Given these and other obstacles, communities face daunting challenges in developing suicide prevention programs, and then implementing, evaluating and creating positive outcomes for these. And yet communities are uniquely suited to meet local needs more effectively than a centralized “one-size-fits-all” dogma implemented at the state or national level.

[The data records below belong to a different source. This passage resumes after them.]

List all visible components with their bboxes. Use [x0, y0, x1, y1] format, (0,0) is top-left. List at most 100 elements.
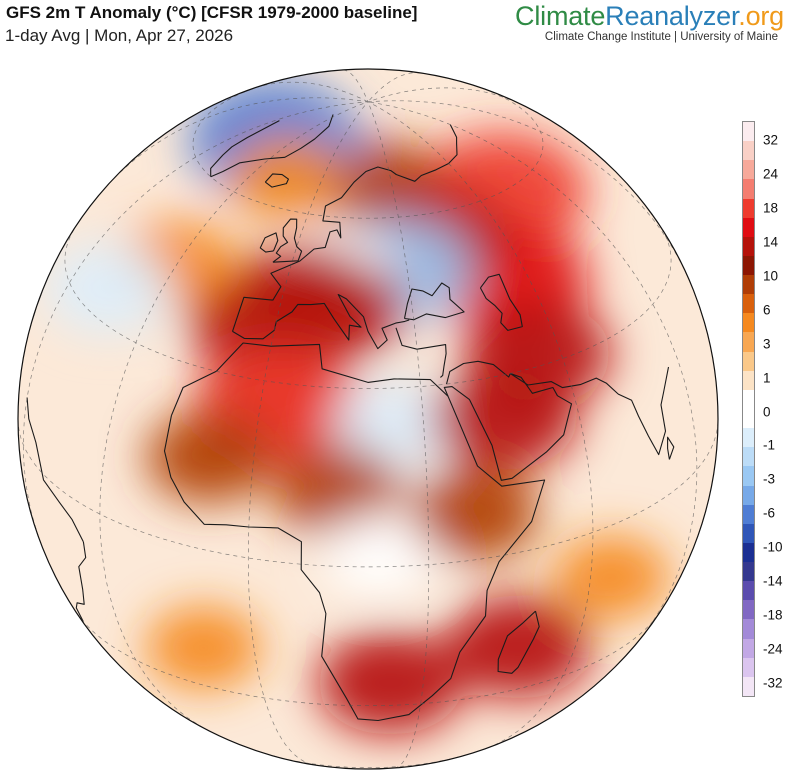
colorbar-tick-label: -1: [763, 437, 776, 453]
coastline: [163, 342, 546, 722]
coastline: [272, 218, 303, 263]
graticule-line: [255, 81, 369, 103]
colorbar-tick-label: 24: [763, 166, 779, 182]
colorbar-tick-label: -3: [763, 471, 776, 487]
colorbar-swatch: [743, 275, 754, 295]
colorbar-swatch: [743, 179, 754, 200]
colorbar-swatch: [743, 294, 754, 314]
anomaly-region: [411, 468, 540, 561]
anomaly-region: [553, 535, 670, 620]
colorbar-tick-label: 0: [763, 404, 771, 419]
coastline: [232, 293, 410, 350]
colorbar-swatch: [743, 198, 754, 219]
colorbar-tick-label: -14: [763, 573, 783, 589]
colorbar: [742, 121, 755, 697]
anomaly-region: [322, 513, 439, 598]
colorbar-swatch: [743, 466, 754, 487]
coastline: [509, 366, 670, 456]
colorbar-swatch: [743, 160, 754, 180]
logo-part-org: .org: [738, 1, 784, 31]
colorbar-swatch: [743, 370, 754, 391]
logo-part-reanalyzer: Reanalyzer: [605, 1, 739, 31]
graticule: [18, 69, 718, 769]
colorbar-swatch: [743, 428, 754, 448]
colorbar-swatch: [743, 351, 754, 372]
colorbar-tick-label: -24: [763, 641, 783, 657]
coastline: [479, 273, 523, 331]
colorbar-tick-label: 3: [763, 336, 771, 352]
graticule-line: [18, 418, 718, 568]
coastline: [403, 282, 465, 321]
globe-outline: [17, 68, 719, 770]
anomaly-region: [146, 411, 275, 504]
coastline: [667, 436, 675, 460]
anomaly-region: [317, 630, 464, 735]
graticule-line: [108, 97, 369, 185]
colorbar-swatch: [743, 619, 754, 640]
map-subtitle: 1-day Avg | Mon, Apr 27, 2026: [5, 26, 234, 45]
graticule-line: [64, 229, 672, 389]
graticule-line: [22, 101, 369, 552]
colorbar-swatch: [743, 581, 754, 601]
graticule-line: [367, 72, 421, 103]
anomaly-region: [274, 445, 403, 538]
coastline: [443, 360, 573, 481]
colorbar-swatch: [743, 504, 754, 525]
coastline: [210, 120, 280, 177]
colorbar-swatch: [743, 600, 754, 620]
coastline: [26, 397, 84, 543]
colorbar-swatch: [743, 236, 754, 257]
colorbar-swatch: [743, 657, 754, 678]
colorbar-swatch: [743, 313, 754, 333]
colorbar-tick-label: 10: [763, 268, 779, 284]
colorbar-tick-label: 6: [763, 302, 771, 318]
anomaly-region: [145, 605, 262, 690]
colorbar-swatch: [743, 141, 754, 161]
coastline: [75, 541, 87, 622]
anomaly-region: [44, 242, 173, 335]
climate-reanalyzer-logo[interactable]: ClimateReanalyzer.org: [515, 1, 784, 32]
map-title: GFS 2m T Anomaly (°C) [CFSR 1979-2000 ba…: [6, 3, 418, 22]
colorbar-swatch: [743, 562, 754, 582]
colorbar-tick-label: -6: [763, 505, 776, 521]
land-outlines: [26, 114, 675, 722]
coastline: [259, 232, 279, 253]
colorbar-swatch: [743, 389, 754, 410]
colorbar-tick-label: 1: [763, 370, 771, 386]
graticule-line: [99, 101, 369, 732]
anomaly-region: [259, 257, 406, 362]
coastline: [497, 610, 540, 674]
graticule-line: [247, 101, 369, 765]
colorbar-swatch: [743, 676, 754, 697]
colorbar-swatch: [743, 542, 754, 563]
coastline: [231, 124, 458, 332]
colorbar-tick-label: 32: [763, 132, 779, 148]
logo-part-climate: Climate: [515, 1, 606, 31]
colorbar-swatch: [743, 523, 754, 544]
anomaly-region: [331, 378, 460, 471]
graticule-line: [367, 101, 594, 749]
colorbar-swatch: [743, 122, 754, 142]
colorbar-tick-label: 18: [763, 200, 779, 216]
anomaly-field: [44, 80, 670, 735]
colorbar-swatch: [743, 447, 754, 467]
anomaly-region: [228, 136, 345, 221]
coastline: [264, 173, 289, 188]
colorbar-tick-label: -18: [763, 607, 783, 623]
colorbar-tick-label: 14: [763, 234, 779, 250]
graticule-line: [76, 612, 660, 707]
colorbar-swatch: [743, 485, 754, 506]
graticule-line: [367, 101, 698, 647]
colorbar-swatch: [743, 638, 754, 659]
graticule-line: [192, 85, 544, 219]
graticule-line: [367, 87, 519, 104]
institute-credit: Climate Change Institute | University of…: [544, 31, 778, 43]
colorbar-swatch: [743, 409, 754, 429]
colorbar-swatch: [743, 332, 754, 353]
anomaly-region: [465, 301, 612, 406]
coastline: [210, 114, 334, 178]
colorbar-tick-label: -32: [763, 675, 783, 691]
colorbar-swatch: [743, 217, 754, 238]
colorbar-tick-label: -10: [763, 539, 783, 555]
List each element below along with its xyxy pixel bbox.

As with the Air Force program, when it comes to suicide prevention, leadership is key – at the community, county, state and national levels. Unless top leadership fully endorses, advocates, authorizes and mandates that suicide prevention will be a priority, prevention efforts will have limited success.

 

A system-wide transformation

A. Kathryn Power has a big job. As director of the Center for Mental Health Services, a component of SAMHSA, an agency within the U.S. Department of Health and Human Services, Power, MEd leads the charge at the federal level in transforming mental health care in America called for by the President’s New Freedom Commission on Mental Health – and, in doing so, advancing the National Strategy for Suicide Prevention.

“We see suicide prevention as an element of this transformation,” notes Power. “We believe that suicide is a very serious public health challenge, one that hasn’t received the attention it deserves.”

That level of attention is changing, in part with the inclusion of $11.5 million for suicide prevention in the fiscal year 2006 federal budget. Much of that is in response to 2004 Congressional passage of the Garrett Lee Smith Memorial Act calling for suicide prevention funding for youth and college student populations. And advocates are taking notice.

“For the first time ever there are budget numbers going to the Hill for suicide prevention,” says Jerry Reed, MSW, Executive Director of SPAN USA, a national grassroots advocacy organization. “Funding at SAMHSA went from $6 million to $16.5 million in one year. That’s great news. Is it adequate given the impact of suicide in our country? In a word, no. But it’s a start.”